Bay Bridge at Union Square

Parklet

This arrived outside our office in San Francisco while we were in New Zealand – a mobile garden, known as a parklet. It has a little bench seat on it and everything. Not sure I’ll sit on it facing the parking spaces outside the building next to our office but you never know!

Parklet

Hello

Football party

On Friday we received our first invitation to an American football party for yesterday, when the San Francisco Giants were playing for a place in the Big Game, which I think is the SuperBowl. I think the whole country comes to a standstill for that. We umm’d and aaah’d a bit about going. The invitation came through a Xero investor and we don’t really know him socially that well but it was a good chance to change that and meet some of his friends. The Mister was reasonably interested in seeing the game, a really big deal for San Francisco, so good to watch it with a bunch of people. Obviously I had no interest, but I packed up my knitting and figured I could amuse myself for 3 hours. THREE HOURS.

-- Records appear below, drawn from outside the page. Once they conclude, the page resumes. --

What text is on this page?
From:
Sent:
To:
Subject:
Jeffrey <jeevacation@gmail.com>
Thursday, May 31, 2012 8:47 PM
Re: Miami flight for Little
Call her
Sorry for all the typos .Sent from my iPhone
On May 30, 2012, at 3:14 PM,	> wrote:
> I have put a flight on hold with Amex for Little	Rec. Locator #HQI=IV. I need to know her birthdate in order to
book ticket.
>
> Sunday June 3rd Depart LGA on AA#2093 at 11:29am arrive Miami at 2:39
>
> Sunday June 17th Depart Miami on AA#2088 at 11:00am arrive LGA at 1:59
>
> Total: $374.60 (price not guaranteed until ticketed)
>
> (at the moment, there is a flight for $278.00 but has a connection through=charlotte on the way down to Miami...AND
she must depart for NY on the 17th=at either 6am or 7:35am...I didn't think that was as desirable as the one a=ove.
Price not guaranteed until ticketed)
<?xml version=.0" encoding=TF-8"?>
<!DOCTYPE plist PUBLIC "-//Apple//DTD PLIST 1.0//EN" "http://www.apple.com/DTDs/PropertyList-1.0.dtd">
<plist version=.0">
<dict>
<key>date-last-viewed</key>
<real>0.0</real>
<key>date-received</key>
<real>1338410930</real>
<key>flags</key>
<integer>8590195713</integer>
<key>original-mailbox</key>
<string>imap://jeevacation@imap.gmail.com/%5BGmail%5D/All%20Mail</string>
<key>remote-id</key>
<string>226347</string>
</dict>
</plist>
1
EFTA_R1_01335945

It was the second day of rain for the winter yesterday so we got on the bus with several other soggy fans heading to friends houses with pots of chilli and packs of beer. We discovered our friend lived very close to Matching Half so I was allowed to stop for a coffee to ready myself!

At Matching Half

The house was full of shouting lads all in their football colors, wives and girl friends at the fringes, some in there shouting, one looking after some kids. There was beer, there were homemade chicken wings (apparently the deep fryer was purchased just for game day) and there were some seriously delicious hamburgers. Our friend has previously owned restaurants and enjoys food and cooking so no wonder his burgers were so delicious. The Mister was wedged on the couch between some boisterous lads and no-one used a knife and fork … that was rather interesting for him! I flitted between chatting with girls and leaning in the kitchen watching the burgers. I only got my knitting out to show someone who was interested to see it otherwise I had enough new people to meet and survived the 3 hours quite well! I didn’t ask what was going on. I didn’t ask if the game was nearly over.